More than five hundred years after the book of Proverbs was written, an early Gnostic text, titled “The Thunder: Perfect Mind” was written, found centuries later in Egypt, and she sounds like divine Wisdom from Proverbs, but she’s salty too and crossing genders:



Look at me, all you who contemplate me
Audience, hear me
…Don’t chase me from your sight
…Don’t ignore me any place, any time
Be careful. Do not ignore me
I am the first and the last
I am she who is honored and she who is mocked
I am the [tramp] and the holy woman
I am the wife and the virgin
I am he the mother and the daughter
…I am the bride and the bridegroom
…I am my father’s mother
My husband’s sister and he is my child
…I am she, the lord
…I am the speaking of my name
…You who deny me, confess me
You who confess me, deny me
…I am security and I am fear
I am war and peace
Pay attention to me
I am she who is disgraced and she who is important



As this Thunder reminds us, Mother Wisdom stands at the crossroads. Not just the intersection of two roads, but wherever there is a binary or division, opposition or conflict.
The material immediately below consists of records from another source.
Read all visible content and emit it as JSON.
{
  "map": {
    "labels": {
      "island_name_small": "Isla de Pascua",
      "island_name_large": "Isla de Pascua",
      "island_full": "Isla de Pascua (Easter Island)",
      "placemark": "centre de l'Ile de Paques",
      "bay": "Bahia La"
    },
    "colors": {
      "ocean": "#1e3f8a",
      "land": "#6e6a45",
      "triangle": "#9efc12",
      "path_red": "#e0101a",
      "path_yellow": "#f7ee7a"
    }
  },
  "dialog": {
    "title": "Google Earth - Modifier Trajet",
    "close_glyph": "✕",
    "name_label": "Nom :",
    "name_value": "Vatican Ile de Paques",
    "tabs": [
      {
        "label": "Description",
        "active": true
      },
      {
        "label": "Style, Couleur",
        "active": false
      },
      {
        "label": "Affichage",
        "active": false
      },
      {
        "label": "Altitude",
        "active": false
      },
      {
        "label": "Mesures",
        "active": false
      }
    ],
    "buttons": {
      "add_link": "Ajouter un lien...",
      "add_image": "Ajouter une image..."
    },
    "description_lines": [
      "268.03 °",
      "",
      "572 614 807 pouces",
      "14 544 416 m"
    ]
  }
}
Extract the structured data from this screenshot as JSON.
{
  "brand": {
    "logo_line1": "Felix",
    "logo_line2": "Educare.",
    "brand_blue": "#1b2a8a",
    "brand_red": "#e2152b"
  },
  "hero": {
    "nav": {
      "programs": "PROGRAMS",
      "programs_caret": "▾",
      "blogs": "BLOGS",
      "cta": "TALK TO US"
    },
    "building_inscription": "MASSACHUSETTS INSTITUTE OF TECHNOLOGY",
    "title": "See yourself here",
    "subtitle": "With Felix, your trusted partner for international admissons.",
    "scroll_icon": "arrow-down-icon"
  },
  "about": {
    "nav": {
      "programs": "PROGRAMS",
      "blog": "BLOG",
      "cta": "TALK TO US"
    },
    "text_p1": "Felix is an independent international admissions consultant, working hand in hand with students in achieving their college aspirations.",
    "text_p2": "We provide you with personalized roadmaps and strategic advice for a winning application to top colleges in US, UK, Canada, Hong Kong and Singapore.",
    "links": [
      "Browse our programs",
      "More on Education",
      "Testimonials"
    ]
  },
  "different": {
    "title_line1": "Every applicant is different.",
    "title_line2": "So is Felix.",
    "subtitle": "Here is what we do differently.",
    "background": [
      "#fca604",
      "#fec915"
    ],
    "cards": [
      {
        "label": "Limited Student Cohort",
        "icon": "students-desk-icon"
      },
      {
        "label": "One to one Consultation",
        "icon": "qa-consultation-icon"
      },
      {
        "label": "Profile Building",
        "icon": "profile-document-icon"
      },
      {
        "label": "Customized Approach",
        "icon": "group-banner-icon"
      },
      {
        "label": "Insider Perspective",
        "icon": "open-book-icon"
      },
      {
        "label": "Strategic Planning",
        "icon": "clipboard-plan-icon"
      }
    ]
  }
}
She isn’t trying to tell us which way to go. Not yet. The first thing she does is raise her voice to get our attention. Because we aren’t listening. The lectionary reading interrupts Mother Wisdom before she can get salty and omits verse 5. From Eugene Peterson’s The Message: “Listen, you idiots—learn good sense! You blockheads, shape up!” Other translations use dupes, fools, dullards, those lacking intelligence. She’s fed up with us when we think we know better than she does.



Our Western culture hates to be proven wrong, to take a step back, consider another point of view—especially a minority one—and then change our ways. Not once but twice has the United States declared that in almost 250 years we still are not ready to listen to a woman as president. Sit with that one for a moment. We are not ready to listen to Native Americans who want their land back, who are profiled daily as immigrants on their own land. We have not been ready to listen to the #MeToo movement, Black Lives Matter, queer and transgender people, millennials and Gen Z, disabled people, teachers and workers, Occupy Wall Street movement, Free Palestine, what it means to be woke. Do I have to say it? Mother Wisdom is not White.



All of those movements, all of those voices, all of those lives trying to get our attention, they all intersect one another. They keep bringing our communities, this nation, this world, our humanity to a crossroads. And they are salty too because their voices are seldom heeded.



All because we will not sit with our discomfort, especially we who have privilege. Mother Wisdom calls us from the crossroads to meet her there, to meet her in the uncomfortable places where people struggle and suffer, to sit with our discomfort. Discomfort breeds compassion and empathy, our ability to see ourselves in someone else’s suffering. Sitting with our discomfort is a spiritual practice. As the apostle Paul wrote to the church in Rome, “…suffering produces endurance, and endurance produces character, and character produces hope, and hope does not disappoint us, because God’s love has been poured into our hearts through the Holy Spirit that has been given to us.” But discomfort and suffering can’t produce any of that if we do not sit with it. And loving God, loving our neighbor, loving our enemy, loving “the other” means sitting with our discomfort, sitting with THEIR discomfort. Disrupting our lives.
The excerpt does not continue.